Our 2016 group camping table tests proved quite revealing, as we compared rival products by some pretty famous outdoor accessory manufacturers. Buying the right camping table can make the difference between so-so caravan holidays and marvellously memorable holidays with plenty of great outdoor feasts and barbecues! So, how do you decide which are the best camping tables for you?

Lightweight yet durable, stable on uneven ground and big enough for all the family – these are just some of the things we demand from our camping tables. On top of that they must be easy to use, quick to set up and pack away, and compact enough when folded to fit into the car or caravan without any hassle. Plus, we want our camping tables to look a bit like normal dining tables, especially when we’re setting them up in caravan awnings, aiming for that home-from-home feeling.

Browse through our folding table reviews to see prices at a glance, from the cheapest camping table – the Quest Superlite Medium Table at £22.99 – to the most expensive camping table – the Outwell Cluster Large, a premium bamboo-topped folding table costing £109.99. Another folding table boasting beautiful bamboo was the Robens Wayfarer Large Table at £79.99.

Aluminium is a terrific material for lightweight camping tables, and we’ve tested the Outwell Toronto Large, a 10-seater costing £90, and the Coleman 6 in 1 Camping Table at £70.
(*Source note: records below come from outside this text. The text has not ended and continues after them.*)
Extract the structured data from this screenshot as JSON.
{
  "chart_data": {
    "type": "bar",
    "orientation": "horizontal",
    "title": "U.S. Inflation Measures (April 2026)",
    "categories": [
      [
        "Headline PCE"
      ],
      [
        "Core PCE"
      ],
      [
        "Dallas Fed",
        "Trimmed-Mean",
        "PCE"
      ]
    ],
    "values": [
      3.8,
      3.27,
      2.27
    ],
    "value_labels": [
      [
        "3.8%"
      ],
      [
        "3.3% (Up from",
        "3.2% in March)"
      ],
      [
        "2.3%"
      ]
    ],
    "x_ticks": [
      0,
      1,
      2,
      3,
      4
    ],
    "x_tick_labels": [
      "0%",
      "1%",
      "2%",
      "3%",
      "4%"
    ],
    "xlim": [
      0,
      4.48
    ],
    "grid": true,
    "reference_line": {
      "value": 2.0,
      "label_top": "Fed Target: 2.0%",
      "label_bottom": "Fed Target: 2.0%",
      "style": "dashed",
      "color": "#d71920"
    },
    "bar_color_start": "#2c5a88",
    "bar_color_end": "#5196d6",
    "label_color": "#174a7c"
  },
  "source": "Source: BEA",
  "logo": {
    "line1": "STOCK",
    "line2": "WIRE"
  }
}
Next we looked for the best camping tables for sale in a mid-price-range, from £45 to £60 approximately. We tested one with an onyx-effect tabletop – the Kampa Oval Table at £53.99. Then we tried out the Kampa Prestige Camping Table at £59.99, the Outwell Penticton at £53.99, the Argos Trespass Foldable Storage Table at £49.99, the Quest Elite Packaway Slatted Table at £44.99, and the Kampa Element Waterproof Table Medium at £54.99.
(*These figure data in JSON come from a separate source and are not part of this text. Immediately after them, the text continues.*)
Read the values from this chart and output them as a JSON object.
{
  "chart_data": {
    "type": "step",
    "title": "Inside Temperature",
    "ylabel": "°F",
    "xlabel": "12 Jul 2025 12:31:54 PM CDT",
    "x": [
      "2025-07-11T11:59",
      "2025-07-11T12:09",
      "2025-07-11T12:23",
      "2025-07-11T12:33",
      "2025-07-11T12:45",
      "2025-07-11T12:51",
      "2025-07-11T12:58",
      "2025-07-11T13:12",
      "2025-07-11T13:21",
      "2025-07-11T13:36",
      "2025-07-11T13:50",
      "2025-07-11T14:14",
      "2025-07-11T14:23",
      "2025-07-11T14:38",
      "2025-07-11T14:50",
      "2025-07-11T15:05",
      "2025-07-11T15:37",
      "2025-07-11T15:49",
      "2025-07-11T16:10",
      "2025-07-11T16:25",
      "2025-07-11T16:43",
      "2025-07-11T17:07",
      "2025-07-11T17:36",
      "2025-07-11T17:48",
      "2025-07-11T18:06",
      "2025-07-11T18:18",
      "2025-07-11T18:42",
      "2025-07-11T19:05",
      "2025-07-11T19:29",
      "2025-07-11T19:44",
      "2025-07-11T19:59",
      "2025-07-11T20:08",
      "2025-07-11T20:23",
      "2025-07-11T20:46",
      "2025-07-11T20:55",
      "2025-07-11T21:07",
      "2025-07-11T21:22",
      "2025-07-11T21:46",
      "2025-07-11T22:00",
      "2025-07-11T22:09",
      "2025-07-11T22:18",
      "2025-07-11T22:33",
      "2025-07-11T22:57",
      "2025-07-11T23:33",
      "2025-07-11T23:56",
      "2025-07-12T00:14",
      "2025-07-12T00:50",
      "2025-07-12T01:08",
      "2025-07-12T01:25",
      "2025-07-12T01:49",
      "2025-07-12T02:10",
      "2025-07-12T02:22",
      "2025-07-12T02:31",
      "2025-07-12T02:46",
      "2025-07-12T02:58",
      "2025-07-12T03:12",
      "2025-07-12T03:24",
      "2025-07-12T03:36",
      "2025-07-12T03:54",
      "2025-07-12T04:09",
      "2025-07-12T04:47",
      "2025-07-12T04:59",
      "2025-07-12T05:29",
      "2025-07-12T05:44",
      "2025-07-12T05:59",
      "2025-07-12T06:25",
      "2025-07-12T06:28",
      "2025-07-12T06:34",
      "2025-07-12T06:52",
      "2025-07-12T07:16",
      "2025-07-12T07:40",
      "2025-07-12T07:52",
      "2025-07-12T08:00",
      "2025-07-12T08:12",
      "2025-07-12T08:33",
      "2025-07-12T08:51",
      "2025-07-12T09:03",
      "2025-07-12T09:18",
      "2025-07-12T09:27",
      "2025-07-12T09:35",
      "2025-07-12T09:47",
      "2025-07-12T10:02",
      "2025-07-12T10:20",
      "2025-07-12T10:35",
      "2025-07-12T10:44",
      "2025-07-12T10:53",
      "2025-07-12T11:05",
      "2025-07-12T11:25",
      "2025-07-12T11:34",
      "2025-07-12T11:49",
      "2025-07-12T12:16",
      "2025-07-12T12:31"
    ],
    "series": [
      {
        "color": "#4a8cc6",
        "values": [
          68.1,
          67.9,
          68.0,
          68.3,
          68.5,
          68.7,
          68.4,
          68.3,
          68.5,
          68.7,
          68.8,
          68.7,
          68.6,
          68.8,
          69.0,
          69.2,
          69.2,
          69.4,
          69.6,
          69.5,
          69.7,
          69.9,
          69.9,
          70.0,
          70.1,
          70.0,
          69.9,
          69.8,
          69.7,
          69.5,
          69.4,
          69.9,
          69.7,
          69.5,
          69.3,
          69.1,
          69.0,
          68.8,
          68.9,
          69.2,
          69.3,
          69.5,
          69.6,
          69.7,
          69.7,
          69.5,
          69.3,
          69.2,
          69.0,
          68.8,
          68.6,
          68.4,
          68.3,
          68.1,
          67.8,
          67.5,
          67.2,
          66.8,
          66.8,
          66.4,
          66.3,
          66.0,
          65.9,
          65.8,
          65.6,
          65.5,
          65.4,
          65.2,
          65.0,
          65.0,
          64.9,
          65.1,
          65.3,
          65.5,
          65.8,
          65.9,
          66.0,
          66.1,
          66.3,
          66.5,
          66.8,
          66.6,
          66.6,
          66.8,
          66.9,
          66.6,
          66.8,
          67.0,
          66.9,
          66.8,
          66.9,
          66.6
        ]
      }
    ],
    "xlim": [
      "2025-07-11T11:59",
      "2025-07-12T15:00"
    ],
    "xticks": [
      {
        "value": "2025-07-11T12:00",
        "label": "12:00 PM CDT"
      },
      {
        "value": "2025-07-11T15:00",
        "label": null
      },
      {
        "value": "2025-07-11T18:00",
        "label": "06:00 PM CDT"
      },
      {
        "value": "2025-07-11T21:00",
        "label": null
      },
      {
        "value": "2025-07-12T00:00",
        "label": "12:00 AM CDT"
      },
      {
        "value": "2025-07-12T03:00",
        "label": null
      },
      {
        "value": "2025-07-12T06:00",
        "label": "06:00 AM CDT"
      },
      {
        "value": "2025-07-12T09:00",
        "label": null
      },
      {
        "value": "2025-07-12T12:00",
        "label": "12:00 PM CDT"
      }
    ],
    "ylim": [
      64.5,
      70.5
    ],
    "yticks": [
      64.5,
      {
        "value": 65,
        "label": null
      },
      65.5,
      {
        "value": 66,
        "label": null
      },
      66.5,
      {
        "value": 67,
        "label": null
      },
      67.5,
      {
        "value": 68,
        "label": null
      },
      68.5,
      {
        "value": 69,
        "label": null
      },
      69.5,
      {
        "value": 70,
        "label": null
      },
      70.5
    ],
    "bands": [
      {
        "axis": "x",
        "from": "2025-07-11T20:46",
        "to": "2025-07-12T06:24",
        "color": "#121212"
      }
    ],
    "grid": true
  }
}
When judging folding camping tables for caravan holidays we compared weights and sizes when folded, compared to the areas of tabletop that you get, accepting that the bigger the table, the heavier and bulkier they are. We liked the folding tables with weatherproof, washable tabletops, constructed with few tabletop joins that might trap crumbs. 

The next vital statistics we checked out were the table heights and stability, bearing in mind that a comfortable height when you’re sitting on camping chairs may well be lower than you’d choose at home. Folding tables with adjustable table legs and feet were the best for avoiding the dreaded wobbly table syndrome.

Some camping tables had annoying table leg braces that prevent you from getting your knees under the table properly and some were better for two than for four people. As with all our camping accessory reviews we were mindful of value for money, and appreciated any bonus features that would prove useful, such as shelves beneath the tabletop.

Here is our verdict on the Argos 309/3753 Trespass Foldable Storage Table, costing a very reasonable price of £49.99. This is an old but simple camping table design, brought somewhat up to date by the large suspended cupboard beneath. Both compartments can be loaded almost as well as the cupboards in your caravan, but there’s no legroom with them in place.

Perhaps the best way to consider this product is as a cupboard-come-coffee table, or remove the cupboard and you have a spacious, 120cm x 60cm, 70cm-high camping table for up to six. Points were lost for slight instability and a lack of leg adjustment for uneven ground.